I believe those jacks at least the ones on amazon are rated at 12vdc 3A.... if you have that much draw on a pedal there is a good chance you messed up an you and are now letting all the smoke out of the various components on the board long before that jack gives up the ghost....🤣
 
Voltage rating is a ceiling...anything rated for above 9 volts is sufficient. Honestly, most any connector will work in this application.

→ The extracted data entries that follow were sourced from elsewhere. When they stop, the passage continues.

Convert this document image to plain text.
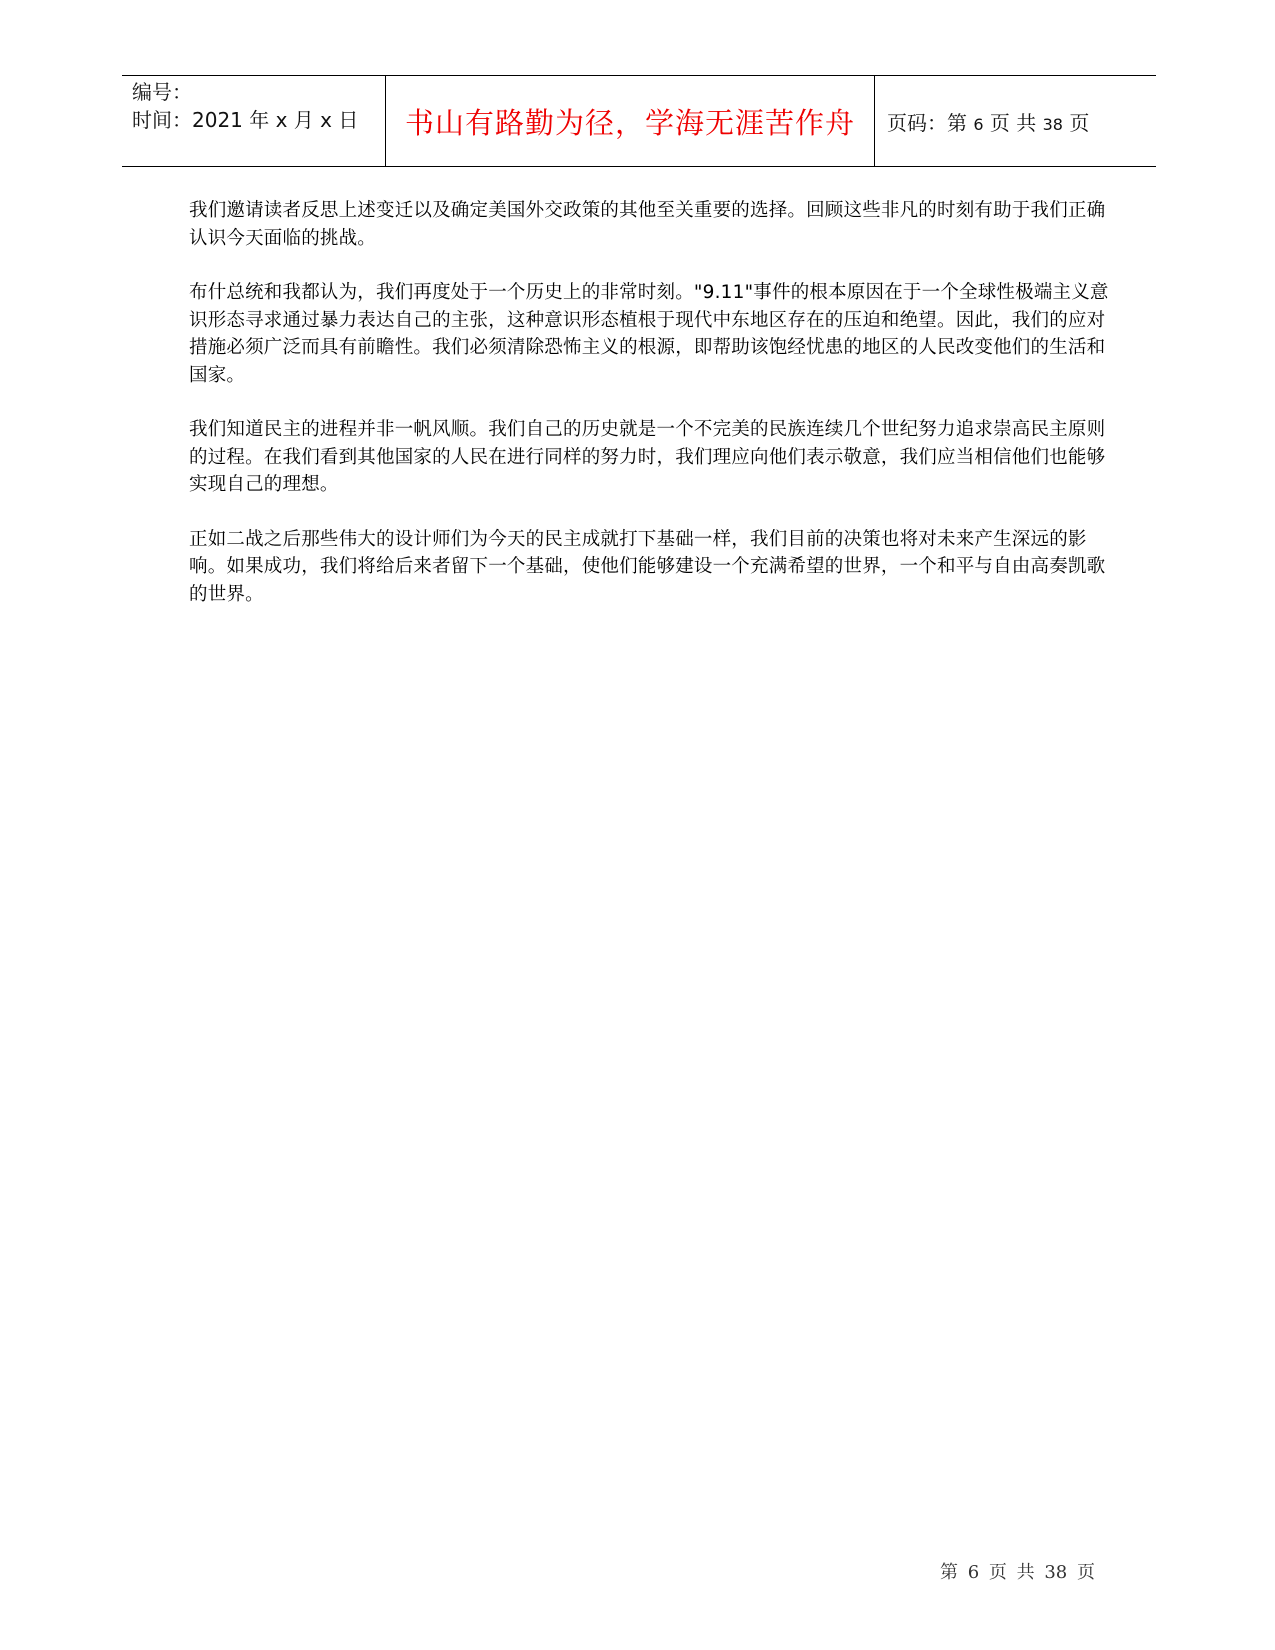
编号：
时间：2021 年 x 月 x 日	书山有路勤为径，学海无涯苦作舟 页码：第 6 页 共 38 页

我们邀请读者反思上述变迁以及确定美国外交政策的其他至关重要的选择。回顾这些非凡的时刻有助于我们正确认识今天面临的挑战。

布什总统和我都认为，我们再度处于一个历史上的非常时刻。"9.11"事件的根本原因在于一个全球性极端主义意识形态寻求通过暴力表达自己的主张，这种意识形态植根于现代中东地区存在的压迫和绝望。因此，我们的应对措施必须广泛而具有前瞻性。我们必须清除恐怖主义的根源，即帮助该饱经忧患的地区的人民改变他们的生活和国家。

我们知道民主的进程并非一帆风顺。我们自己的历史就是一个不完美的民族连续几个世纪努力追求崇高民主原则的过程。在我们看到其他国家的人民在进行同样的努力时，我们理应向他们表示敬意，我们应当相信他们也能够实现自己的理想。

正如二战之后那些伟大的设计师们为今天的民主成就打下基础一样，我们目前的决策也将对未来产生深远的影响。如果成功，我们将给后来者留下一个基础，使他们能够建设一个充满希望的世界，一个和平与自由高奏凯歌的世界。

第 6 页 共 38 页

Voltage rating is related to the dialectric strength of the insulators. Think of it as being like the pressure rating of a hose...go over and you could arc and create a short. Stay under and you're in the clear.
 
I believe those jacks at least the ones on amazon are rated at 12vdc 3A.... if you have that much draw on a pedal there is a good chance you messed up an you and are now letting all the smoke out of the various components on the board long before that jack gives up the ghost....🤣
lol. Thanks again!
 
Voltage rating is a ceiling...anything rated for above 9 volts is sufficient. Honestly, most any connector will work in this application.

Voltage rating is related to the dialectric strength of the insulators. Think of it as being like the pressure rating of a hose...go over and you could arc and create a short. Stay under and you're in the clear.
Thanks a lot! I can narrow my search down for appropriate measurements now.
 
Thanks a lot! I can narrow my search down for appropriate measurements now.
One last thing...

Honestly, there is a potential disadvantage to matching 1:1 with voltage ratings when working in the 9vdc range: you could end up with something kinda...underbuilt. Flimsy.

Thats not to say that would absolutely be the case...but just something to be aware of.